No, I've thankfully never been trapped under a boulder in a canyon. But I have run marathons. And prior to running marathons, I've gone on long training runs in the sweltering summer heat. That said, I can't tell you the number of times that I've spent miles 18-20 thinking about taking my first sip of Gatorade with every single fucking step. My mouth aches for it. I genuinely fantasize about it. And when I do, I don't just want a drink -- of water, of whatever. I WANT A SIP OF GATORADE! And I say that at someone who only drinks Gatorade on those occasions.

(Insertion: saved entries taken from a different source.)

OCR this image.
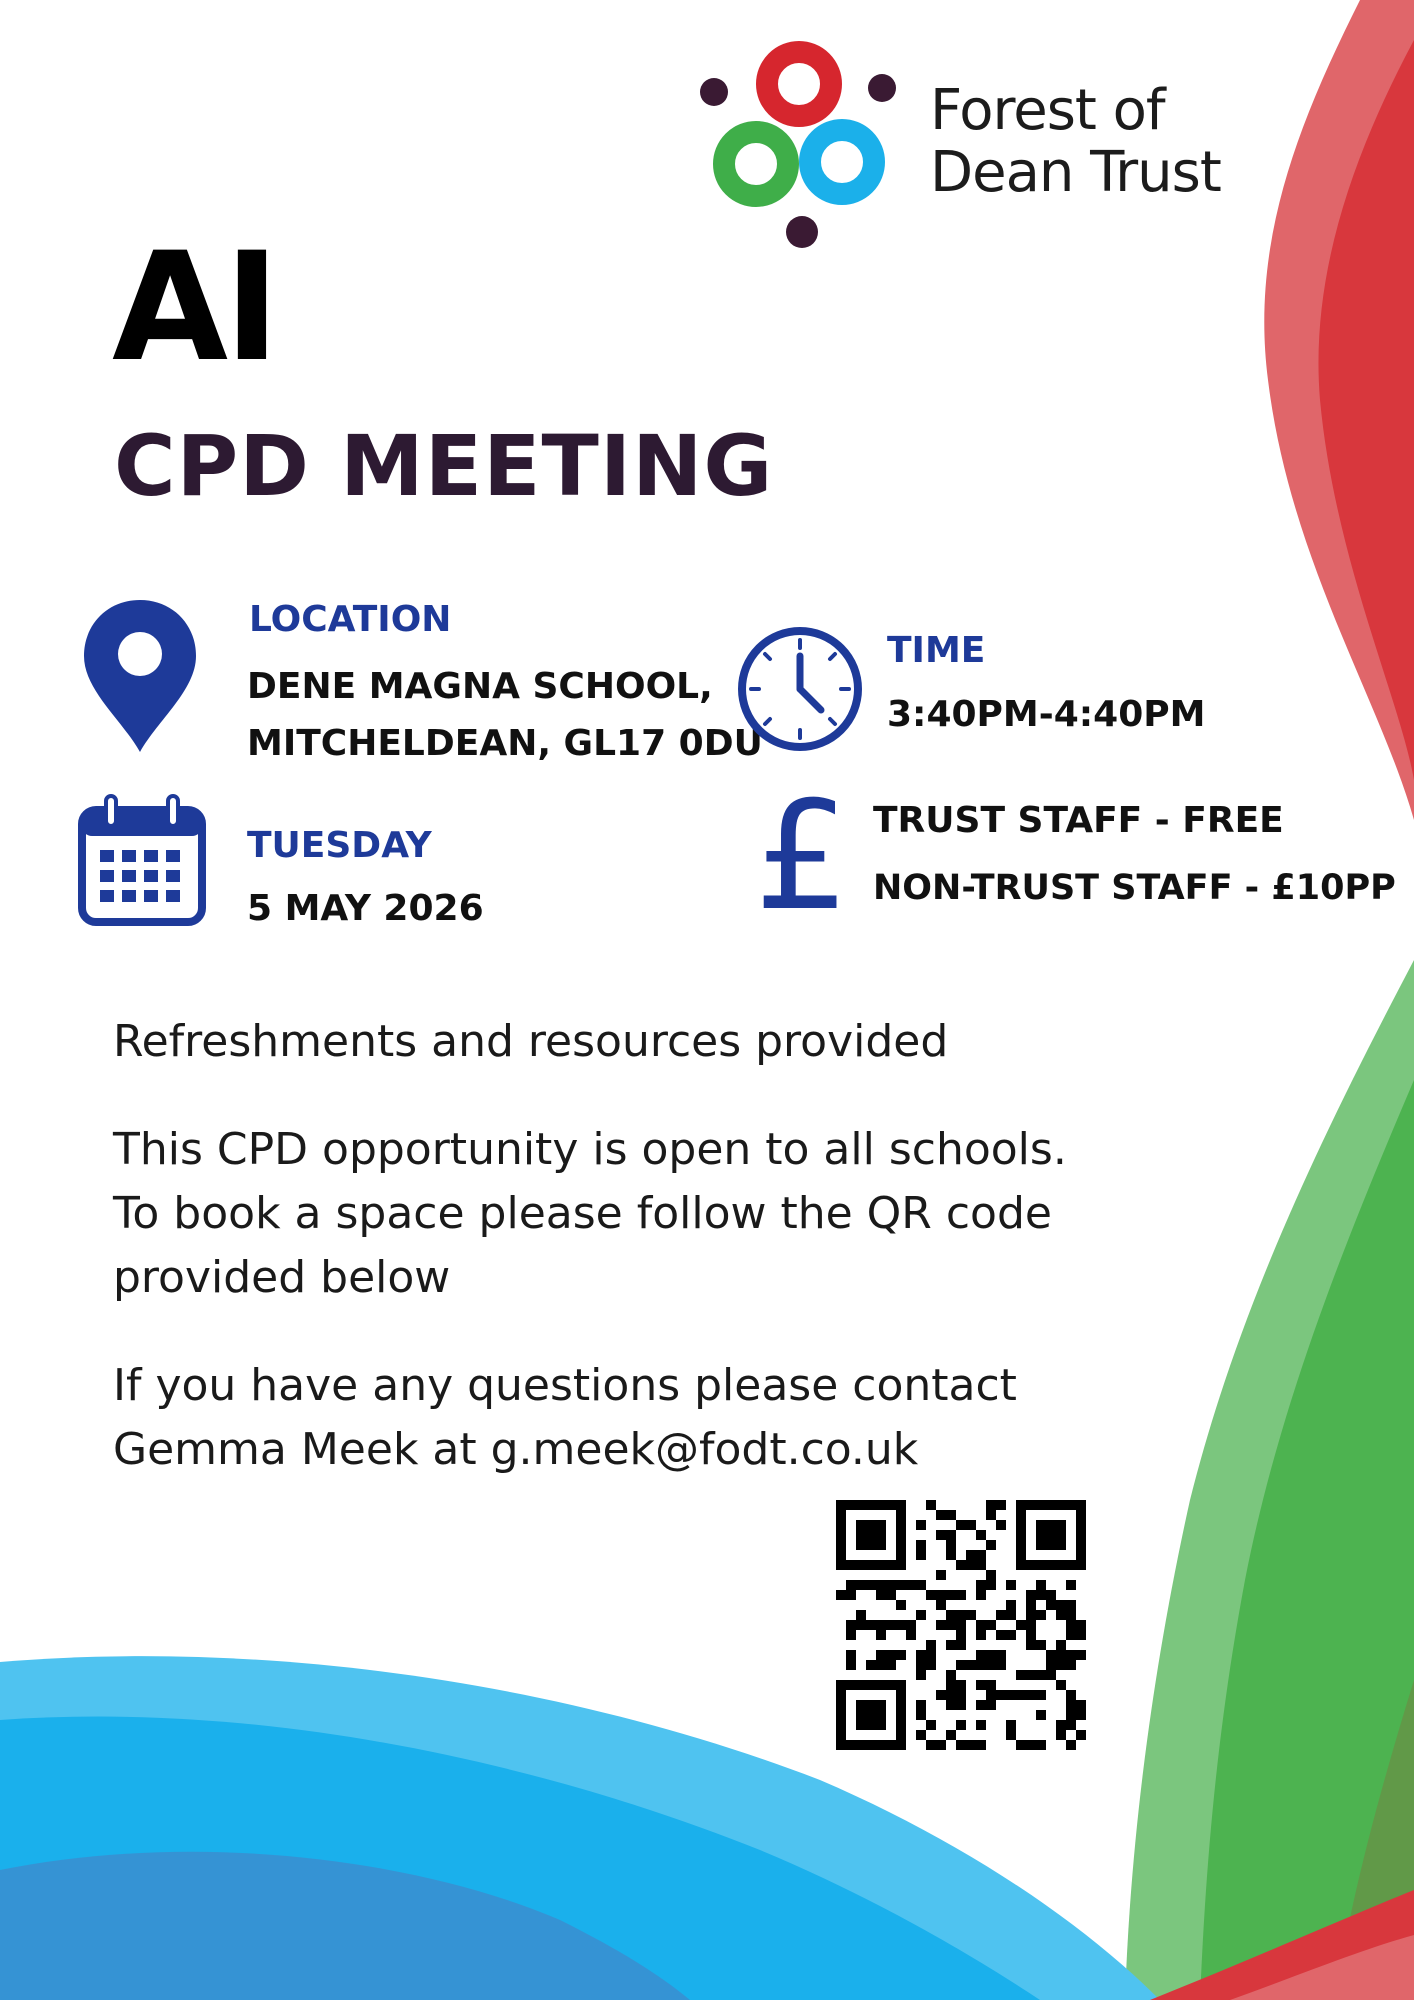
Forest of
Dean Trust
AI
CPD MEETING
LOCATION
DENE MAGNA SCHOOL,
MITCHELDEAN, GL17 0DU
TIME
3:40PM-4:40PM
TUESDAY
5 MAY 2026 £ TRUST STAFF - FREE
NON-TRUST STAFF - £10PP
Refreshments and resources provided
This CPD opportunity is open to all schools.
To book a space please follow the QR code
provided below
If you have any questions please contact
Gemma Meek at g.meek@fodt.co.uk
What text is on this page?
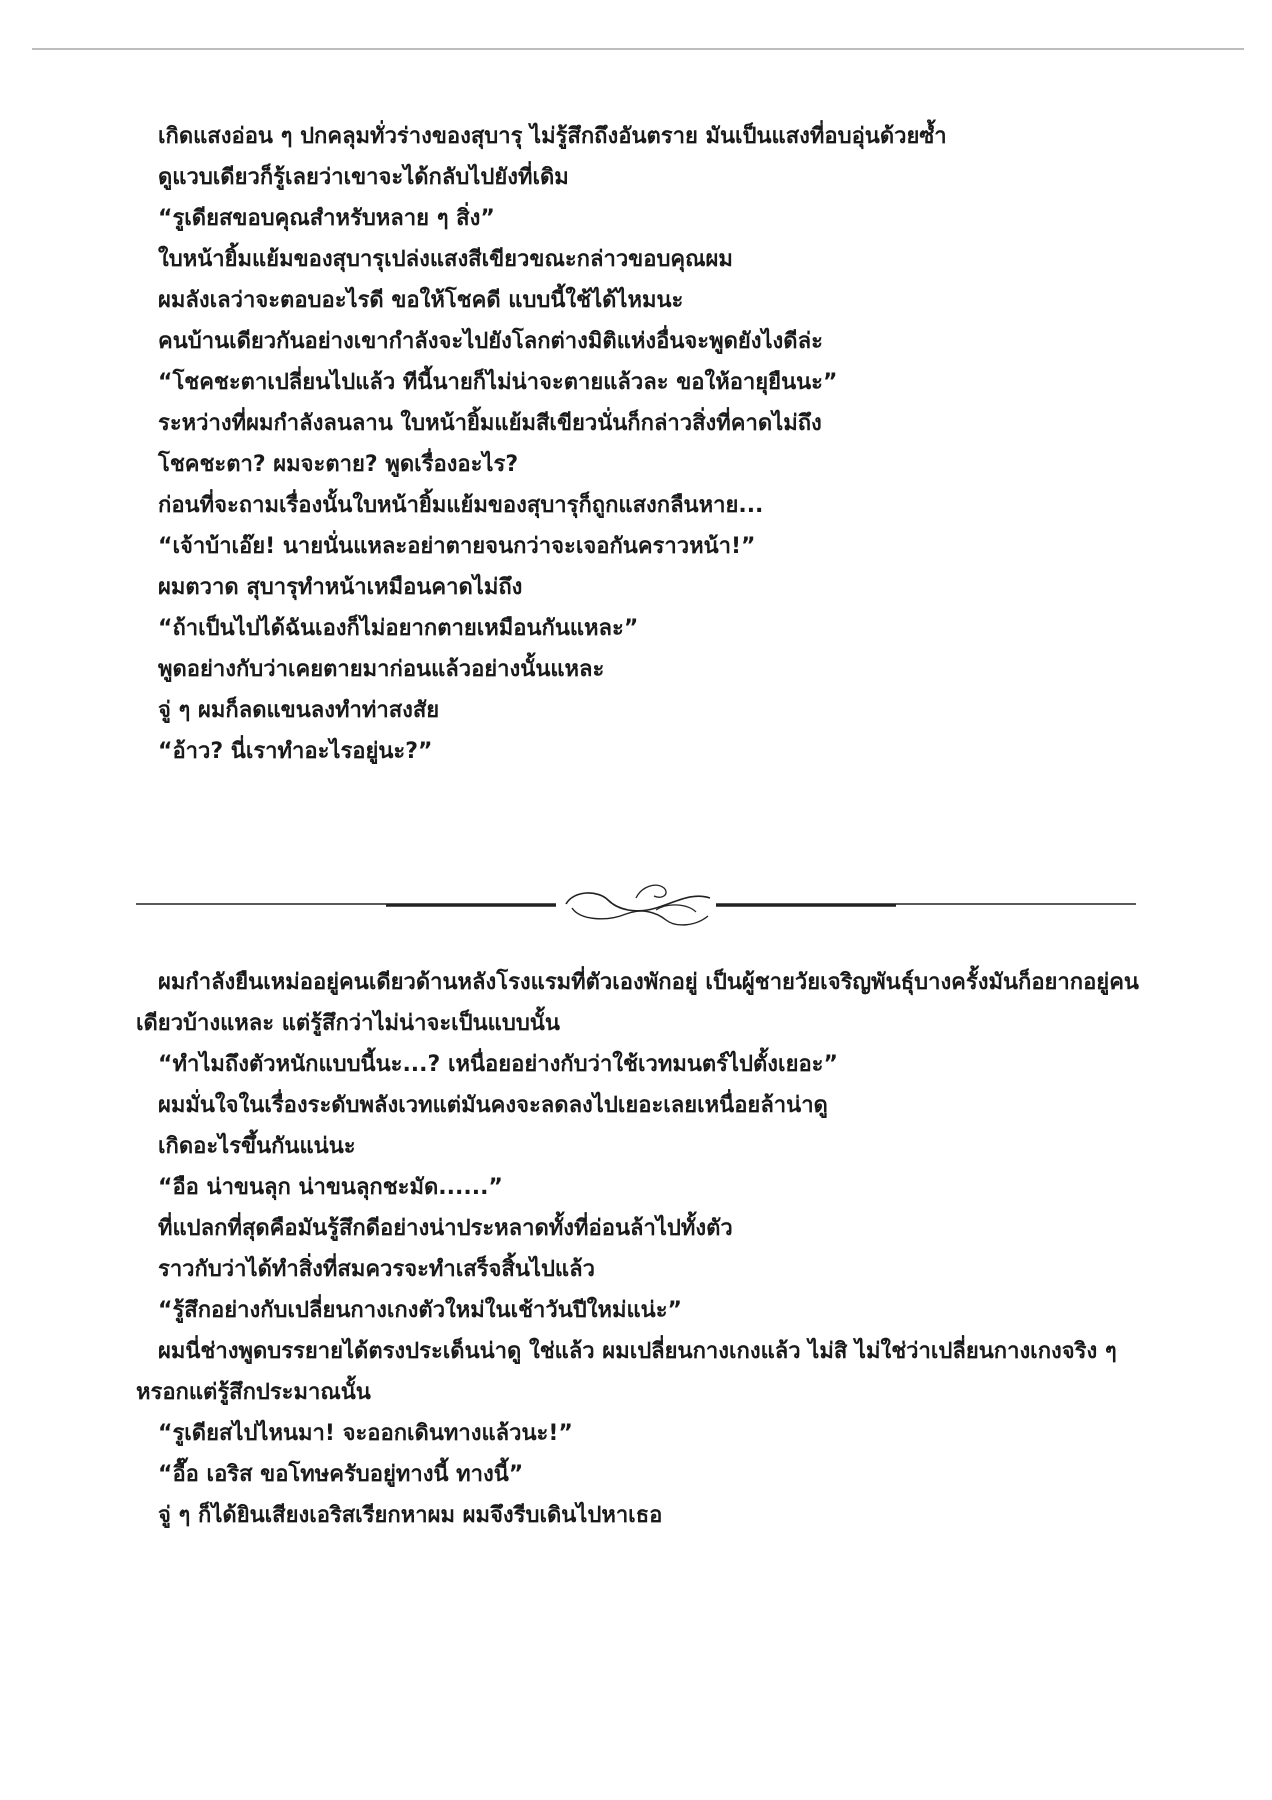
เกิดแสงอ่อน ๆ ปกคลุมทั่วร่างของสุบารุ ไม่รู้สึกถึงอันตราย มันเป็นแสงที่อบอุ่นด้วยซ้ำ

ดูแวบเดียวก็รู้เลยว่าเขาจะได้กลับไปยังที่เดิม

“รูเดียสขอบคุณสำหรับหลาย ๆ สิ่ง”

ใบหน้ายิ้มแย้มของสุบารุเปล่งแสงสีเขียวขณะกล่าวขอบคุณผม

ผมลังเลว่าจะตอบอะไรดี ขอให้โชคดี แบบนี้ใช้ได้ไหมนะ

คนบ้านเดียวกันอย่างเขากำลังจะไปยังโลกต่างมิติแห่งอื่นจะพูดยังไงดีล่ะ

“โชคชะตาเปลี่ยนไปแล้ว ทีนี้นายก็ไม่น่าจะตายแล้วละ ขอให้อายุยืนนะ”

ระหว่างที่ผมกำลังลนลาน ใบหน้ายิ้มแย้มสีเขียวนั่นก็กล่าวสิ่งที่คาดไม่ถึง

โชคชะตา? ผมจะตาย? พูดเรื่องอะไร?

ก่อนที่จะถามเรื่องนั้นใบหน้ายิ้มแย้มของสุบารุก็ถูกแสงกลืนหาย...

“เจ้าบ้าเอ๊ย! นายนั่นแหละอย่าตายจนกว่าจะเจอกันคราวหน้า!”

ผมตวาด สุบารุทำหน้าเหมือนคาดไม่ถึง

“ถ้าเป็นไปได้ฉันเองก็ไม่อยากตายเหมือนกันแหละ”

พูดอย่างกับว่าเคยตายมาก่อนแล้วอย่างนั้นแหละ

จู่ ๆ ผมก็ลดแขนลงทำท่าสงสัย

“อ้าว? นี่เราทำอะไรอยู่นะ?”

ผมกำลังยืนเหม่ออยู่คนเดียวด้านหลังโรงแรมที่ตัวเองพักอยู่ เป็นผู้ชายวัยเจริญพันธุ์บางครั้งมันก็อยากอยู่คนเดียวบ้างแหละ แต่รู้สึกว่าไม่น่าจะเป็นแบบนั้น

“ทำไมถึงตัวหนักแบบนี้นะ...? เหนื่อยอย่างกับว่าใช้เวทมนตร์ไปตั้งเยอะ”

ผมมั่นใจในเรื่องระดับพลังเวทแต่มันคงจะลดลงไปเยอะเลยเหนื่อยล้าน่าดู

เกิดอะไรขึ้นกันแน่นะ

“อือ น่าขนลุก น่าขนลุกชะมัด......”

ที่แปลกที่สุดคือมันรู้สึกดีอย่างน่าประหลาดทั้งที่อ่อนล้าไปทั้งตัว

ราวกับว่าได้ทำสิ่งที่สมควรจะทำเสร็จสิ้นไปแล้ว

“รู้สึกอย่างกับเปลี่ยนกางเกงตัวใหม่ในเช้าวันปีใหม่แน่ะ”

ผมนี่ช่างพูดบรรยายได้ตรงประเด็นน่าดู ใช่แล้ว ผมเปลี่ยนกางเกงแล้ว ไม่สิ ไม่ใช่ว่าเปลี่ยนกางเกงจริง ๆ หรอกแต่รู้สึกประมาณนั้น

“รูเดียสไปไหนมา! จะออกเดินทางแล้วนะ!”

“อื๊อ เอริส ขอโทษครับอยู่ทางนี้ ทางนี้”

จู่ ๆ ก็ได้ยินเสียงเอริสเรียกหาผม ผมจึงรีบเดินไปหาเธอ
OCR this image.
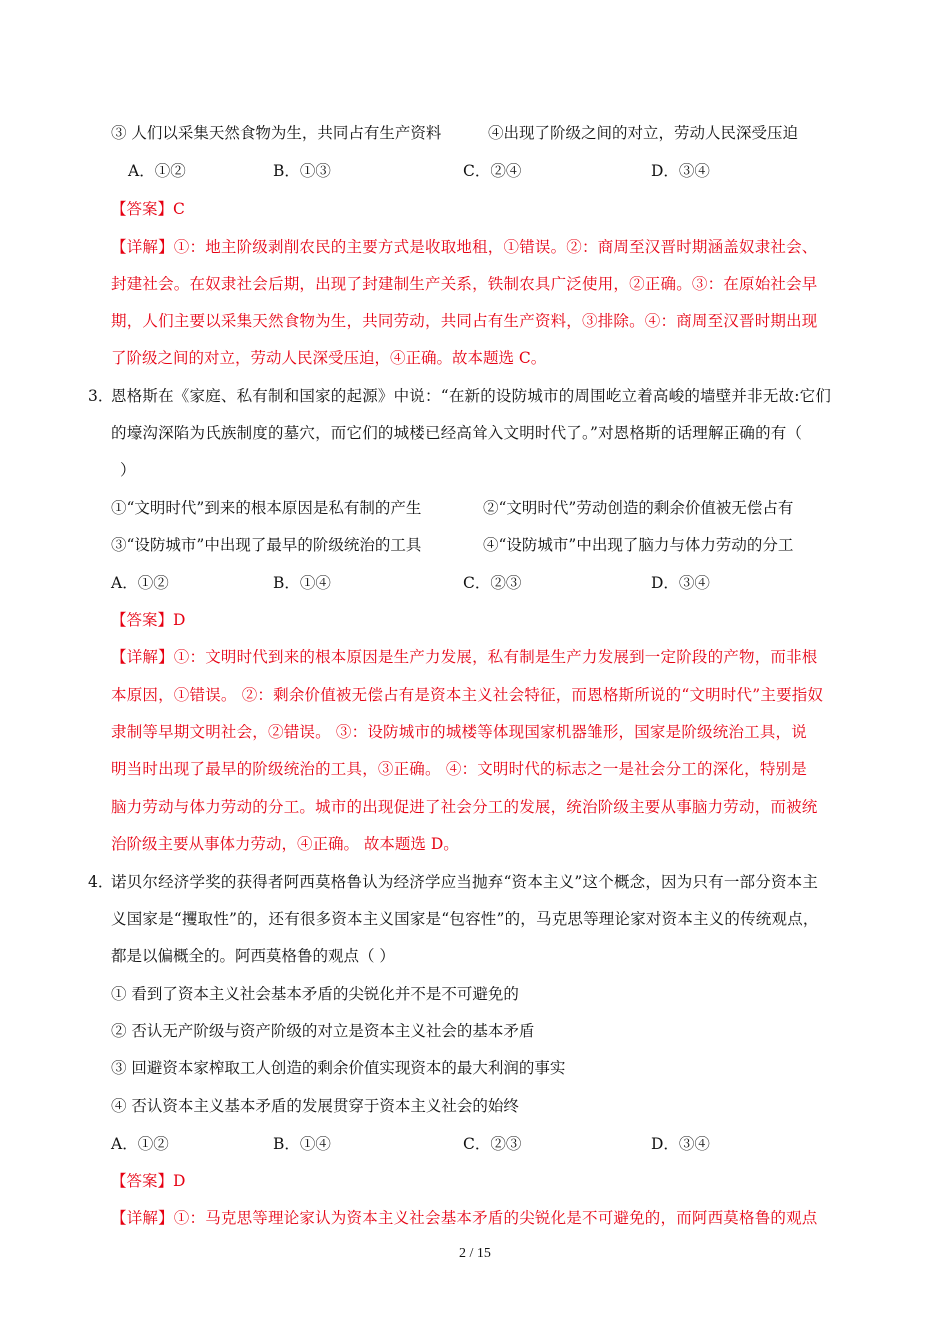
③ 人们以采集天然食物为生，共同占有生产资料	④出现了阶级之间的对立，劳动人民深受压迫
A．①②	B．①③	C．②④	D．③④
【答案】C
【详解】①：地主阶级剥削农民的主要方式是收取地租，①错误。②：商周至汉晋时期涵盖奴隶社会、
封建社会。在奴隶社会后期，出现了封建制生产关系，铁制农具广泛使用，②正确。③：在原始社会早
期，人们主要以采集天然食物为生，共同劳动，共同占有生产资料，③排除。④：商周至汉晋时期出现
了阶级之间的对立，劳动人民深受压迫，④正确。故本题选 C。
3．
恩格斯在《家庭、私有制和国家的起源》中说：“在新的设防城市的周围屹立着高峻的墙壁并非无故:它们
的壕沟深陷为氏族制度的墓穴，而它们的城楼已经高耸入文明时代了。”对恩格斯的话理解正确的有（
）
①“文明时代”到来的根本原因是私有制的产生	②“文明时代”劳动创造的剩余价值被无偿占有
③“设防城市”中出现了最早的阶级统治的工具	④“设防城市”中出现了脑力与体力劳动的分工
A．①②	B．①④	C．②③	D．③④
【答案】D
【详解】①：文明时代到来的根本原因是生产力发展，私有制是生产力发展到一定阶段的产物，而非根
本原因，①错误。 ②：剩余价值被无偿占有是资本主义社会特征，而恩格斯所说的“文明时代”主要指奴
隶制等早期文明社会，②错误。 ③：设防城市的城楼等体现国家机器雏形，国家是阶级统治工具，说
明当时出现了最早的阶级统治的工具，③正确。 ④：文明时代的标志之一是社会分工的深化，特别是
脑力劳动与体力劳动的分工。城市的出现促进了社会分工的发展，统治阶级主要从事脑力劳动，而被统
治阶级主要从事体力劳动，④正确。 故本题选 D。
4．
诺贝尔经济学奖的获得者阿西莫格鲁认为经济学应当抛弃“资本主义”这个概念，因为只有一部分资本主
义国家是“攫取性”的，还有很多资本主义国家是“包容性”的，马克思等理论家对资本主义的传统观点，
都是以偏概全的。阿西莫格鲁的观点（ ）
① 看到了资本主义社会基本矛盾的尖锐化并不是不可避免的
② 否认无产阶级与资产阶级的对立是资本主义社会的基本矛盾
③ 回避资本家榨取工人创造的剩余价值实现资本的最大利润的事实
④ 否认资本主义基本矛盾的发展贯穿于资本主义社会的始终
A．①②	B．①④	C．②③	D．③④
【答案】D
【详解】①：马克思等理论家认为资本主义社会基本矛盾的尖锐化是不可避免的，而阿西莫格鲁的观点
2 / 15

Again, not in the least bit trying to argue it isn't product placement. Just suggesting that the shot in itself totally and completely works for me, product placement included.
My apologies to Jason about the comment problem on Blogger. I'll ask them about it.

Edward,

I've been a big fan of Boyle's Trainspotting and his 28 movies, but I've been more hesitant to like his more recent work. In comparison to the blatant anti-commercialism in Trainspotting, the marketing copy of 127 Hours has its moments (such as the signs of all of the major fast food chains at the beginning of the movie). I liked the way Aron's thirst could bring together a montage of drink ads in his mind, but the Gatorade placement seemed hypocritical.

3) Yes, but what of all the photos? Both movies have a mania for self-replication. It reminds me of Warren Beatty's comment to Madonna on Truth or Dare: "What point is there in existing off-camera?"

8) Yes, but since the whole slant of the movie is for Aron to learn from his mistake, I tended to not notice his independence and fearlessness as an explorer.

9) I also could never get the real family feeling, because the movie did not develop them as characters (the film's technique is a more fleshed out character). As it is, I was reminded of the rapt Indian crowds watching the game show on Slumdog Millionaire, all willing to share the group emotion. It's the visual equivalent to a group hug.

10) The funny thing is, Boyle is thinking of making Trainspotting 2. What will it consist of? Warm and fuzzy ex-heroin addicts?

Thanks for your thoughts, Jason,

Your explanation of the crowd footage sounds valid. I haven't yet seen Somewhere (argh).

I don't quite see the reason for the cave drawings--to match up with his own name on the canyon wall? It reminded me of The English Patient.

I find it interesting how people need some extreme life-threatening situation to wake them up from everydayness enough to reform. It reminds me of Walker Percy's thought that we increasingly need an atom bomb to go off nearby to adequately feel alive.

8) Good point, although I missed the celebration of Aron's individualism. His tearing around the desert on his bike struck me as a bit goofy.